Hayırsever kimliği ile ilgili de son dönemlerde dikkat çeken Kılıç “ İnsanlara yardım etmenin çeşitli yolları var. örneğin burs gibi. Ben eğitim döneminin başında 71 Kırıkkaleliye burs çalışması başlattım. Aslında ben zaten burs veren biriyim. Ama kime veriyordum yakın çevreme. Baktım bir süre sonra hep aynı kişiler. Düşündüm ve bir sayı belirledim. İlimizi simgelemesi açısından 71 dedik. Bir takım kriterler koydum. Nüfus kağıdında doğum yeri Kırıkkale yazacak. İlk defa üniversiteye gidecek. İhtiyaç sahibi olacak. Tüm bunlar eşit olduğunda da kız çocuğunu tercih ettik. Bunu 500 lira ile başladık. Seneye artıracağız. Yine ilk defa üniversiteyi kazanan kişiye vereceğiz. 1800 kişi başvuruda bulundu. Elemeler sonrası 71’e düşürdük. Eş dost tanıdık yakını diye bakmadık. Tamamen kriterler üzerinden gittik. Yeri geldi en yakınımızın talebini şartları uymadığı için kabul etmedik. Gerçek ihtiyaç sahibi olsun istedik. 2-3 kişi haricinde burs verdiklerimi ailelerini tanımıyorum. İnşallah bunda da başarılı oluruz.” temennisinde bulundu.

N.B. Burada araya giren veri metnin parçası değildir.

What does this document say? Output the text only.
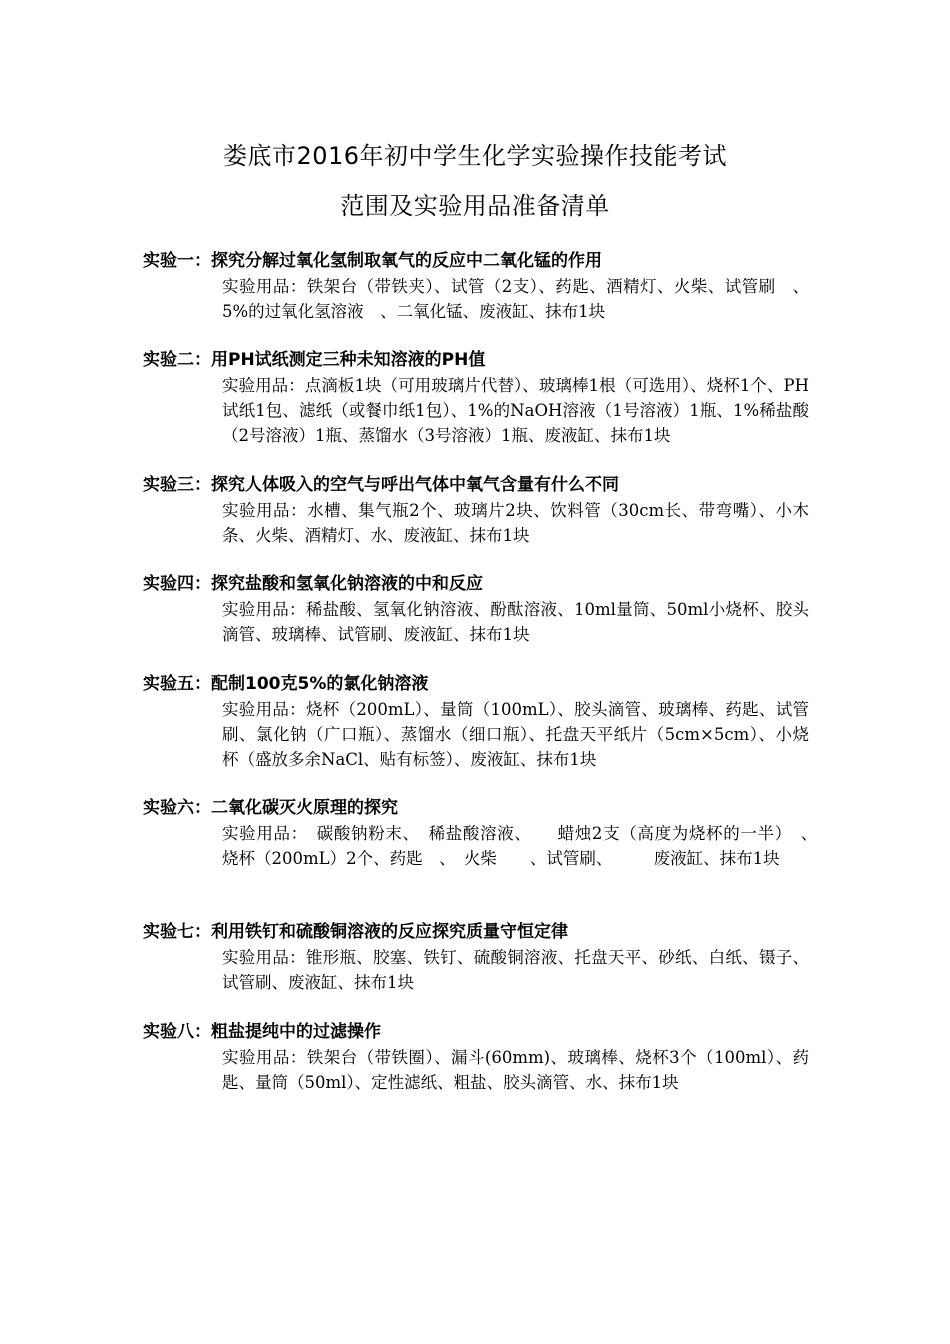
娄底市2016年初中学生化学实验操作技能考试
范围及实验用品准备清单
实验一：探究分解过氧化氢制取氧气的反应中二氧化锰的作用
实验用品：铁架台（带铁夹）、试管（2支）、药匙、酒精灯、火柴、试管刷　、5%的过氧化氢溶液　、二氧化锰、废液缸、抹布1块
实验二：用PH试纸测定三种未知溶液的PH值
实验用品：点滴板1块（可用玻璃片代替）、玻璃棒1根（可选用）、烧杯1个、PH试纸1包、滤纸（或餐巾纸1包）、1%的NaOH溶液（1号溶液）1瓶、1%稀盐酸（2号溶液）1瓶、蒸馏水（3号溶液）1瓶、废液缸、抹布1块
实验三：探究人体吸入的空气与呼出气体中氧气含量有什么不同
实验用品：水槽、集气瓶2个、玻璃片2块、饮料管（30cm长、带弯嘴）、小木条、火柴、酒精灯、水、废液缸、抹布1块
实验四：探究盐酸和氢氧化钠溶液的中和反应
实验用品：稀盐酸、氢氧化钠溶液、酚酞溶液、10ml量筒、50ml小烧杯、胶头滴管、玻璃棒、试管刷、废液缸、抹布1块
实验五：配制100克5%的氯化钠溶液
实验用品：烧杯（200mL）、量筒（100mL）、胶头滴管、玻璃棒、药匙、试管刷、氯化钠（广口瓶）、蒸馏水（细口瓶）、托盘天平纸片（5cm×5cm）、小烧杯（盛放多余NaCl、贴有标签）、废液缸、抹布1块
实验六：二氧化碳灭火原理的探究
实验用品：　碳酸钠粉末、　稀盐酸溶液、　　蜡烛2支（高度为烧杯的一半）　、　烧杯（200mL）2个、药匙　、　火柴　　、试管刷、　　　废液缸、抹布1块
实验七：利用铁钉和硫酸铜溶液的反应探究质量守恒定律
实验用品：锥形瓶、胶塞、铁钉、硫酸铜溶液、托盘天平、砂纸、白纸、镊子、试管刷、废液缸、抹布1块
实验八：粗盐提纯中的过滤操作
实验用品：铁架台（带铁圈）、漏斗(60mm)、玻璃棒、烧杯3个（100ml）、药匙、量筒（50ml）、定性滤纸、粗盐、胶头滴管、水、抹布1块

Kırıkkale’ye geçtiğimiz yıl açtığı Çorba Evi hakkında da açıklamada bulunan Kılıç “ Bir insanın kılığına kıyafetine bakarak aç mı tok mu bilemezsiniz. Ben yoklukla büyüdüm. Saç olduğum zamanlar oldu. Cebimizde bir çorba parası dahi olmayan günler yaşadık. Serde de delikanlılık vardı bir yakınımızdan gidip para da isteyemiyorduk. Ama kılık kıyafetimize bakan bizim karnımızın aç olduğunu hiç düşünmezdi. Çorba Evi bu mantıktan yola çıkılmış bir hadise. Orada zengin, fakir, genç yaşlı ayırım olmaksızın gelen herkese ücretsiz çorba ikramında bulunuyoruz. Salgın nedeniyle şuan kapalı ama inşallah yeniden açılacak. AK Partili bir vekil dostumuz basından bunu görmüş. Salgından sonra o da kendi ilinde aynısını uygulayacak. Eğer birilerini bu anlamda teşvik edebildiysek, karnı aç olup içecek bir çorba bulamayan bir kardeşimize sıcak bir çorba ikram edebiliyor ve Allah razı olsun duasını alabiliyorsak bu bize yetiyor. “ duygularını paylaştı.